You may not be as anonymous online as you think.
Maryland's highest court will soon decide how easy it is to unmask those who use pseudonyms to post critical comments on the Internet. So far, the state has been operating without a set of rules for identifying those people, but the issue has surfaced over criticism of an Eastern Shore developer.
The issue of Internet anonymity has cropped up in other courts around the country, but this is the first time that Maryland's Court of Appeals has confronted it. This month, the judges heard arguments that invoked the right to anonymous free speech and the right of defamed people to sue their attackers.
The outcome will have implications for the thousands of people who post critical comments, true or not, on Internet message boards, chat rooms and blogs.
Decisions in similar cases around the country have varied.
A Delaware Superior Court ordered Comcast to divulge the identity of an Internet poster critical of a councilman who filed a lawsuit. But the decision was overturned by the state's Supreme Court in 2005 "because the trial judge applied a standard insufficiently protective of [the poster's] First Amendment right to speak anonymously." A year earlier, a Texas court said an Internet poster couldn't file a lawsuit response anonymously even though he claimed the suit targeting him was intended to silence critics.

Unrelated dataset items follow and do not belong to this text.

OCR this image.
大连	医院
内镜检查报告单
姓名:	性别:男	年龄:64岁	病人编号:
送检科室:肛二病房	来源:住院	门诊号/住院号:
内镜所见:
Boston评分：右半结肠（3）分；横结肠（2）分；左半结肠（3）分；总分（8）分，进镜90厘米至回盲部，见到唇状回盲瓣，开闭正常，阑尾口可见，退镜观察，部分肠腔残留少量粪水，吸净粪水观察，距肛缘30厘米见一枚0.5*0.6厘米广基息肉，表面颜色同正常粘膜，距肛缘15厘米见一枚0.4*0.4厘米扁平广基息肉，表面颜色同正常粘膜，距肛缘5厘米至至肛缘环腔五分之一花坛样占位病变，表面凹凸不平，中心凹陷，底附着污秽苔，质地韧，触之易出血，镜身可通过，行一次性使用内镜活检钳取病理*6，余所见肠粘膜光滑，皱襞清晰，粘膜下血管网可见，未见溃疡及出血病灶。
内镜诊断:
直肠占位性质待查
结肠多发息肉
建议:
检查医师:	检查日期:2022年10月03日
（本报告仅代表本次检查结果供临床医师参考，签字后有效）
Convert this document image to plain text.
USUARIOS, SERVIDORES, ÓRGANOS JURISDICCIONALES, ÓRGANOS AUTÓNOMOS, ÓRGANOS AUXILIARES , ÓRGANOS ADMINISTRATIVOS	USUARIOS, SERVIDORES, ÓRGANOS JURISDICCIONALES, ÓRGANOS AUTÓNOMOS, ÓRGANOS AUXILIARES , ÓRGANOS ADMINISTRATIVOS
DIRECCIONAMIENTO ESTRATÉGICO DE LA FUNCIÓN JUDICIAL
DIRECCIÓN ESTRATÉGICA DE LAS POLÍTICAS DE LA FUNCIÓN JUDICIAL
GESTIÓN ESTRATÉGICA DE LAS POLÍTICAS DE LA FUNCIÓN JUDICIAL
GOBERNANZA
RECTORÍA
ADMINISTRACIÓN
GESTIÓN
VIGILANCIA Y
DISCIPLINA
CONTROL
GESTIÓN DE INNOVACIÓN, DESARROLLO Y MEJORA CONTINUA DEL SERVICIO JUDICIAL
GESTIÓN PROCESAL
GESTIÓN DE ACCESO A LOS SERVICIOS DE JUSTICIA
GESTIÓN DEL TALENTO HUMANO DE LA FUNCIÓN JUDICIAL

Web sites themselves, meanwhile, have not generally been held liable for carrying such critical comments - a policy enshrined in federal law and designed to encourage the free flow of opinion, information and ideas online.
Here's a primer on the Maryland dispute:
CASE: Independent Newspapers Inc. v. Zebulon J. Brodie; arguments heard Dec. 8.
LEGAL QUESTION: "May a court breach the constitutional right to speak anonymously and order the identification of Internet speakers who are alleged to have violated the plaintiff's rights without a factual and legal showing that the plaintiff has a supportable claim on the merits?"
In other words: If someone files a defamation suit over your anonymous online comments, can a court order that you be identified - even without evidence that you lied?
AT STAKE: The right to free, anonymous speech, which has a long history in the United States (think The Federalist Papers) and is credited with everything from shaping our government to uncovering Watergate. And the right to confront a person who has done you harm, so you can set things straight.